Around 160 club members gathered at the Queen’s Hotel in Leeds last night to celebrate 50 years of Leeds City Athletic Club.
The club was formed half-a-century ago by the merger of three existing clubs, Leeds AC, Leeds St Mark’s Harriers and Harehills Harriers.
All three had enjoyed periods of success but during the sixties they were in decline and there was increasing frustration among the younger membership. At the same time there were some serious objections to a merger from the “old guard”.
Mike Baxter, a St Mark’s runner destined for future success at international level, and Clive Kingswell, a talented young Harehills athlete, were the major forces pushing for the merger and it finally came to pass in October 1967.
Since then the club has produced a steady stream of international athletes throughout the age groups, winning national titles on the road and at cross- country and appearing at the highest level in British League competition.
It was far from plain sailing in the early days, though.
The lack of suitable facilities hampered progress. The council-owned headquarters at Temple Newsam track were not fit for purpose even though the surrounding countryside was ideal for distance runners.
A move to the Carnegie College track at Beckett Park was a huge step forward and that served as the club’s main base for several years until the relocation to the John Charles Centre in South Leeds, which has the advantage of an indoor training facility together with an outdoor track capable of hosting major meetings. Carnegie is also still used today as a training centre by some members.
At first it was a male only club, a parallel Leeds Women AC existing in name only. They soon merged with the young Leeds City Club ushering in an era of outstanding talent among the girls honed by a buoyant Leeds Schools Athletics Association. Team events have always figured high in the club’s priorities but athletics is an individual sport and many competed at the highest level. Mike Baxter reached two European finals and one Commonwealth final in the 5,000 metres and went on to run for England in the International Cross Country Championships. He paced Brendan Foster to a world record in the 3,000m and beat Dave Bedford to win the AAA 5,000m in 1971.

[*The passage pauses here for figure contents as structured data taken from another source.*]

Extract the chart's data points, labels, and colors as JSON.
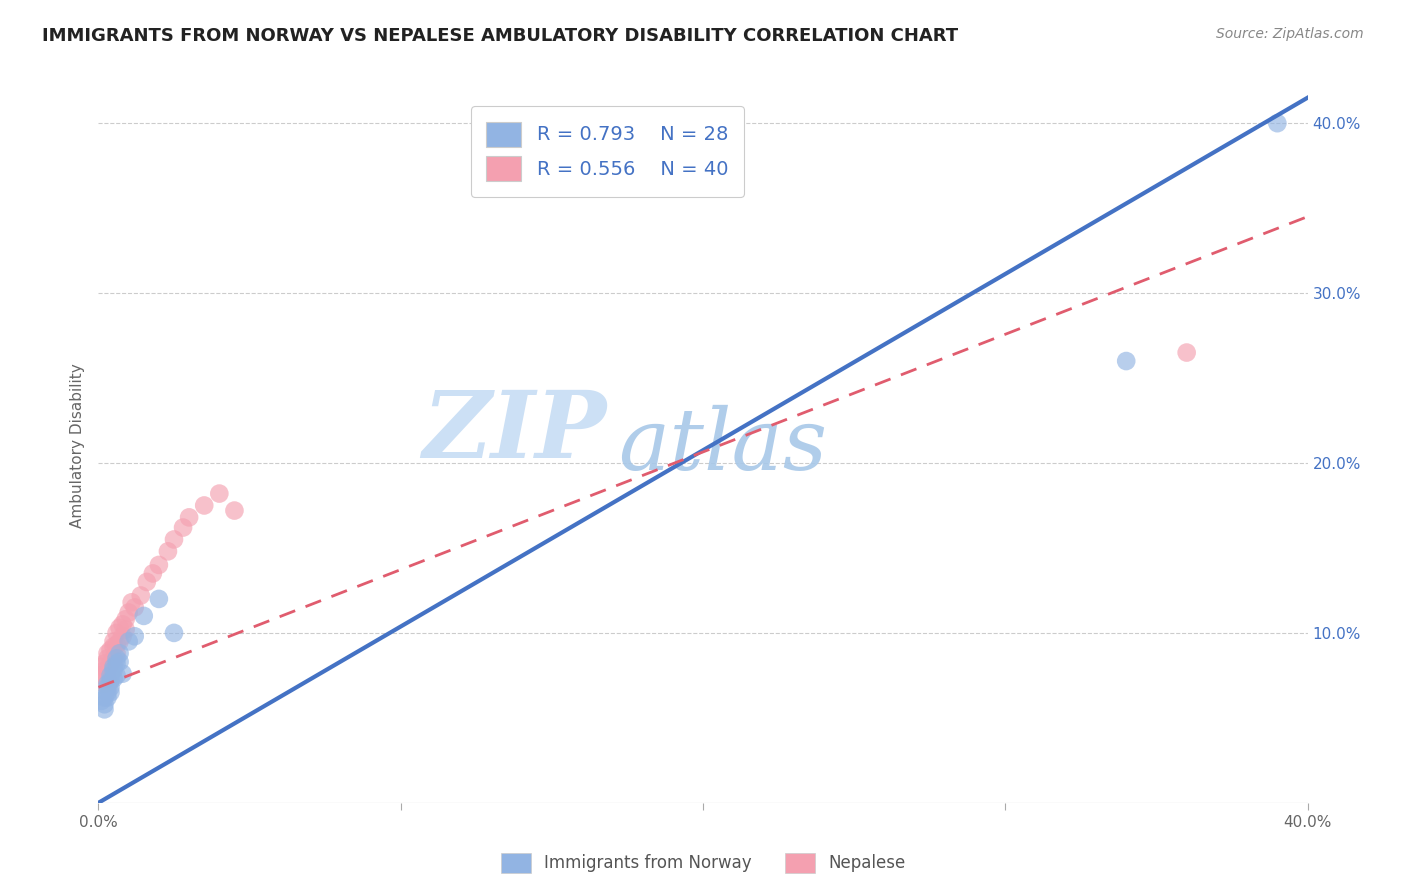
{
  "title": "IMMIGRANTS FROM NORWAY VS NEPALESE AMBULATORY DISABILITY CORRELATION CHART",
  "source": "Source: ZipAtlas.com",
  "xlabel": "",
  "ylabel": "Ambulatory Disability",
  "xmin": 0.0,
  "xmax": 0.4,
  "ymin": 0.0,
  "ymax": 0.42,
  "xticks": [
    0.0,
    0.1,
    0.2,
    0.3,
    0.4
  ],
  "xtick_labels": [
    "0.0%",
    "",
    "",
    "",
    "40.0%"
  ],
  "yticks": [
    0.1,
    0.2,
    0.3,
    0.4
  ],
  "ytick_labels": [
    "10.0%",
    "20.0%",
    "30.0%",
    "40.0%"
  ],
  "legend1_R": "0.793",
  "legend1_N": "28",
  "legend2_R": "0.556",
  "legend2_N": "40",
  "legend_label1": "Immigrants from Norway",
  "legend_label2": "Nepalese",
  "norway_color": "#92b4e3",
  "nepalese_color": "#f4a0b0",
  "norway_line_color": "#4472C4",
  "nepalese_line_color": "#E05C6E",
  "watermark_color": "#cce0f5",
  "background_color": "#ffffff",
  "grid_color": "#cccccc",
  "norway_scatter_x": [
    0.001,
    0.002,
    0.002,
    0.002,
    0.003,
    0.003,
    0.003,
    0.003,
    0.004,
    0.004,
    0.004,
    0.004,
    0.005,
    0.005,
    0.005,
    0.006,
    0.006,
    0.006,
    0.007,
    0.007,
    0.008,
    0.01,
    0.012,
    0.015,
    0.02,
    0.025,
    0.39,
    0.34
  ],
  "norway_scatter_y": [
    0.06,
    0.058,
    0.062,
    0.055,
    0.065,
    0.07,
    0.068,
    0.062,
    0.072,
    0.075,
    0.068,
    0.065,
    0.08,
    0.073,
    0.078,
    0.082,
    0.085,
    0.075,
    0.088,
    0.083,
    0.076,
    0.095,
    0.098,
    0.11,
    0.12,
    0.1,
    0.4,
    0.26
  ],
  "nepalese_scatter_x": [
    0.001,
    0.001,
    0.002,
    0.002,
    0.002,
    0.003,
    0.003,
    0.003,
    0.003,
    0.004,
    0.004,
    0.004,
    0.005,
    0.005,
    0.005,
    0.005,
    0.006,
    0.006,
    0.006,
    0.007,
    0.007,
    0.008,
    0.008,
    0.009,
    0.009,
    0.01,
    0.011,
    0.012,
    0.014,
    0.016,
    0.018,
    0.02,
    0.023,
    0.025,
    0.028,
    0.03,
    0.035,
    0.04,
    0.045,
    0.36
  ],
  "nepalese_scatter_y": [
    0.075,
    0.08,
    0.07,
    0.082,
    0.078,
    0.078,
    0.085,
    0.073,
    0.088,
    0.082,
    0.076,
    0.09,
    0.083,
    0.092,
    0.085,
    0.095,
    0.088,
    0.093,
    0.1,
    0.095,
    0.103,
    0.098,
    0.105,
    0.102,
    0.108,
    0.112,
    0.118,
    0.115,
    0.122,
    0.13,
    0.135,
    0.14,
    0.148,
    0.155,
    0.162,
    0.168,
    0.175,
    0.182,
    0.172,
    0.265
  ],
  "norway_line_x0": 0.0,
  "norway_line_y0": 0.0,
  "norway_line_x1": 0.4,
  "norway_line_y1": 0.415,
  "nepalese_line_x0": 0.0,
  "nepalese_line_y0": 0.068,
  "nepalese_line_x1": 0.4,
  "nepalese_line_y1": 0.345
}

Running for several years at the top level, he rarely failed to turn out for the club in important team competitions and is now a highly regarded coach.
Javelin thrower Mick Hill was a permanent fixture in the British team for nearly 20 years, competing in four Olympic Games and no less than seven World Championships. He won four Commonwealth medals, a European silver and a World Championship bronze as well as breaking the British record.
Another Olympian, Veronique Marot, is best remembered for winning the London Marathon in 1989 in a time of 2:25:26, a British record which stood for 13 years before Paula Radcliffe broke it. Marot later did a valuable stint as club President. Angie Hulley won a Commonwealth bronze medal while Susan Partridge is an international marathon runner of the present day.
In recent years Leeds City has fully embraced disability athletics and is the club of Hannah Cockroft MBE who has an astonishing number of honours in the T34 category for wheelchair racing with multiple world and Olympic titles.